SNCF couverture à la concurrence

Comment l’ouverture du rail à la concurrence se concrétise-t-elle en France ?

Pierre LIGER : Dans l’univers du transport ferroviaire français, le 3 décembre 2019 correspond à l’ouverture à la concurrence des trains régionaux. En effet, le fret et les voyages internationaux sont déjà ouverts à la concurrence. Et les trains à grande vitesse (TGV) seront ouverts à la concurrence en décembre 2020.

Via les autorités organisatrices des transports (AOT), les régions devront désormais mettre en concurrence les transporteurs du ferroviaire. Les appels d’offre seront optionnels jusqu’en 2023. Puis, ils deviendront obligatoires dès 2023, avec une durée contractuelle maximum de dix ans.

Par l’entremise des autorités organisatrices des transports devront désigner les lignes ferroviaires concernées, par exemple les lignes Nantes-Lyon ou Nantes-Bordeaux, puis les ouvrir à la concurrence. Le processus d’appel d’offre est assez long puisqu’il s’étale a minima sur deux années couvrant le RFI, l’instruction de l’appel d’offre, l’éventuel transfert des personnels…

Plusieurs régions ont déjà manifesté leur intérêt pour cette ouverture : Hauts de France, PACA, Grand Est, Pays de la Loire… Chaque transporteur ferroviaire pourra demander des "sillons", c’est-à-dire des créneaux pour faire rouler des trains sur n’importe quelle ligne. Les sociétés italienne, Trenitalia, et espagnole, Renfe, ont affiché leur volonté de se porter candidates.

La concurrence permettra de faire ressortir les différenciations entre les acteurs du ferroviaire, en particulier sur le prix et les services à bord.

 

Quel est l’impact de l’ouverture à la concurrence sur les projets de transformation digitale de la SNCF ?

P. L. : Dans les prochains mois, les régions vont lancer des appels d’offre pour l’attribution des trains express régionaux (TER).
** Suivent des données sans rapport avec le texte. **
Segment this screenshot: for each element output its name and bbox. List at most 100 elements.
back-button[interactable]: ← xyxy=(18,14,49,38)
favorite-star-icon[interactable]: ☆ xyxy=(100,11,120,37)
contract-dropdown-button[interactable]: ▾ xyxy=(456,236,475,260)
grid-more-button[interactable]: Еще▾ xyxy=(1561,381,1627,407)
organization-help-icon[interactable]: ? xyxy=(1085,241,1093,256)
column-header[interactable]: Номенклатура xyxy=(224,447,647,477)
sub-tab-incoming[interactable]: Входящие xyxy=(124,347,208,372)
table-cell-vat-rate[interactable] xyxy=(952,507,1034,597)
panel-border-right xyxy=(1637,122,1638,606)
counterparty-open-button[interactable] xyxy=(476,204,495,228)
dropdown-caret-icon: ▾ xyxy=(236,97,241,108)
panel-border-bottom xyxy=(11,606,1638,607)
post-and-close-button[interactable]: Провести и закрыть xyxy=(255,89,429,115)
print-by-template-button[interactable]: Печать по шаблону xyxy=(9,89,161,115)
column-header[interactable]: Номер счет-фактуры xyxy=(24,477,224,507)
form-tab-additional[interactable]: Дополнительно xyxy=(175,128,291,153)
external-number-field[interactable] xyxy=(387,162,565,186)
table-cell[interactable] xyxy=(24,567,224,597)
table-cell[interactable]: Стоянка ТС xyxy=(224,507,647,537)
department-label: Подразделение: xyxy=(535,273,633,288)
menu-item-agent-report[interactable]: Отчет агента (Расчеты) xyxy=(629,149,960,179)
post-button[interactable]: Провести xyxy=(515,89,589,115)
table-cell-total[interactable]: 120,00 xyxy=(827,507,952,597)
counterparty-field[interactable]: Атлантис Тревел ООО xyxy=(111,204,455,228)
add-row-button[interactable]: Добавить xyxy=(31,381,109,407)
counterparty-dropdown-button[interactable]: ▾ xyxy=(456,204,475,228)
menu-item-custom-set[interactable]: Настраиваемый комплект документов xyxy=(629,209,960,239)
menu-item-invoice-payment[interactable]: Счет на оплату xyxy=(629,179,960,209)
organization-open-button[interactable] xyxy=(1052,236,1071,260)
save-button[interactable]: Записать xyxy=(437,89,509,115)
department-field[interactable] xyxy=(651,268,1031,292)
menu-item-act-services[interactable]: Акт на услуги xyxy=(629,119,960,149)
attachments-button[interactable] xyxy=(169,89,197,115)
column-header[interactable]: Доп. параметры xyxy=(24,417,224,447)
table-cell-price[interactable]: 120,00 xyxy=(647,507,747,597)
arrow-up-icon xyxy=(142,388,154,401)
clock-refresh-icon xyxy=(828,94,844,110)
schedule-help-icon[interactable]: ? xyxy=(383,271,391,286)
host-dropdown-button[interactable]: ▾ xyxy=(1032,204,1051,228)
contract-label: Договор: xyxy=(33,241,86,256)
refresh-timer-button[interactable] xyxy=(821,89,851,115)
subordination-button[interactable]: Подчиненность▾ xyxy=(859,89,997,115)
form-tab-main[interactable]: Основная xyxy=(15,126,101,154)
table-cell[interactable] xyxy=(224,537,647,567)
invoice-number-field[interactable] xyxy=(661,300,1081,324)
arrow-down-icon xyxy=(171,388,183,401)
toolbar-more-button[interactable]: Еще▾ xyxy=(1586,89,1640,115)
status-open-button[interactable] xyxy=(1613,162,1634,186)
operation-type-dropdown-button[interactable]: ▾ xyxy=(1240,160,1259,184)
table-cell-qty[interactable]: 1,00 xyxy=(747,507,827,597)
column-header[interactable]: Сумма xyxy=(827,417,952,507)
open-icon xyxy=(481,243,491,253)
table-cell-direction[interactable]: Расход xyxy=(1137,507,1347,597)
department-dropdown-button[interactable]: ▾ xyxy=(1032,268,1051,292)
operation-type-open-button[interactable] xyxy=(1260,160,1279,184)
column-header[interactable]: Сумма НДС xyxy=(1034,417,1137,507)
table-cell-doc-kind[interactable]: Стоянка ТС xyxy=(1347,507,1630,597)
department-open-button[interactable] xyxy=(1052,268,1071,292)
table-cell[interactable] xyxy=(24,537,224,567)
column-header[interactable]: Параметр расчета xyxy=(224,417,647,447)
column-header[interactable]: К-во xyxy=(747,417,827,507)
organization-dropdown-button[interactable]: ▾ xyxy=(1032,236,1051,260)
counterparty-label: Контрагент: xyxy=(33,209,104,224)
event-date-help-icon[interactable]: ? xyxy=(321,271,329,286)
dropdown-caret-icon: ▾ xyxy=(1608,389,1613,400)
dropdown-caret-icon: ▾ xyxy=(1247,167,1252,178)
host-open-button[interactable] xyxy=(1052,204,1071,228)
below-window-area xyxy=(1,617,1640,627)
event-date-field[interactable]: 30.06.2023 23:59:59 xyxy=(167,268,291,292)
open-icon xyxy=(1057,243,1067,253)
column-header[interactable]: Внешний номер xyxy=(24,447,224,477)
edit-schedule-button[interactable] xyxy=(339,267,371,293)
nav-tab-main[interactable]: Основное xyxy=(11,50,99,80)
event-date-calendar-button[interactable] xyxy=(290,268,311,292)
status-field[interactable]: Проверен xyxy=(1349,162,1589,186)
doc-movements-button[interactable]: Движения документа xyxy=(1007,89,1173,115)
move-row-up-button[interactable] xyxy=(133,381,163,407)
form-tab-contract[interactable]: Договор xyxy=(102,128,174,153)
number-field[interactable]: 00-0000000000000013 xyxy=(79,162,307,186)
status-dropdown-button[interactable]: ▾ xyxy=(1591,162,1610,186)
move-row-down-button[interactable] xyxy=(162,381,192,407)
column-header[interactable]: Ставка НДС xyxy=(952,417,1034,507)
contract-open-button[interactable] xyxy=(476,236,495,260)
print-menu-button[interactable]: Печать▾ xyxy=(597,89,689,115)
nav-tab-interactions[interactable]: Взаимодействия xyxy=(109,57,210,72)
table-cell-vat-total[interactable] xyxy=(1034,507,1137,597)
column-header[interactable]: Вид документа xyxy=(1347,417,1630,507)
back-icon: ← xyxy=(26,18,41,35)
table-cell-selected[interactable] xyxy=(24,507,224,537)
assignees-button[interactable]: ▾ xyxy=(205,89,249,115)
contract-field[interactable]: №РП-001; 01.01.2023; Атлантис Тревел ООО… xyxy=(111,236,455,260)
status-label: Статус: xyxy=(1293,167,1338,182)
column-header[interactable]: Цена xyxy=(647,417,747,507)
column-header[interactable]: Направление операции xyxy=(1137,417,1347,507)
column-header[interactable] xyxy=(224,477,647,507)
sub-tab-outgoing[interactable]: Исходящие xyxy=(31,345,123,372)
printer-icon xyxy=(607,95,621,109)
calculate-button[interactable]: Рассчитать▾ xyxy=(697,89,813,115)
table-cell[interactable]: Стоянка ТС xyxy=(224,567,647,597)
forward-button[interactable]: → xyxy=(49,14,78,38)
Leur objectif sera notamment d’assurer les fondamentaux en termes de ponctualité des trains, d’annulation des rames, d’information des voyageurs…

L’ouverture de la concurrence va accélérer l’optimisation du métier de la SNCF par une meilleure allocation des ressources, par la modernisation des systèmes, par la mise en place de grands programmes de transformation…

Concernant la relation client, le portail ouisncf est l’un des plus consultés en France. L’application "door to door" permet de visualiser l’ensemble d’un trajet sur un site unique et d’effectuer les réservations et les achats des transport souhaités.

Il existe également d’autres axes d’optimisation grâce à la digitalisation des pratiques. Les processus de la SNCF sont généralement matérialisés par du papier. Or, la digitalisation des processus offre de nombreux bénéfices : l’amélioration de la sécurité, les gains de productivité, l’optimisation de l’efficacité…  

Enfin, l’IOT (Internet of things) offre des perspectives prometteuses pour améliorer la maintenance des matériels. Cependant, le passage de la maintenance curative à la maintenance préventive, puis à la maintenance prédictive, nécessite la mise en place d’un grand nombre de capteurs.

TNP participe actuellement à un projet de digitalisation des procédures de travaux à l’aide de tablettes.
 

Quels sont les risques pour la SNCF ?

P. L. : La menace des opérateurs privés pousse la SNCF à progresser rapidement dans le domaine de la "Mobilité as a service". Les régions constituent également des concurrents potentiels dans la mesure où elles ont l’opportunité de fédérer tous les acteurs du transport (train, voiture, co-voiturage, vélo …). Enfin, la Caisse des Dépôts et Consignation développe déjà des services auprès des collectivités. Elle pourrait aussi proposer des portails transverses aux régions.
 

Comment la SNCF peut-elle se différencier ?

L’une des pistes de différenciation pour la SNCF concerne l’excellence de la maintenance des trains grâce à l’IOT. La SNCF a fait le choix de développer ses propres systèmes pour améliorer la maintenance afin de ne pas dépendre des fabricants de matériels.

La gestion des données est également un enjeu important pour la SNCF. Les données doivent désormais être partagées. Leur digitalisation répond à l’enjeu de l’ouverture de la SNCF à la concurrence avec des données open source relatives aux lignes, aux horaires, aux voyageurs. Il s’agit de l’un des chantiers stratégiques de la SNCF.

Enfin, la SNCF doit s’appuyer sur des écosystèmes de start-up. Mais elle est contrainte par les moyens financiers limités dont elle dispose.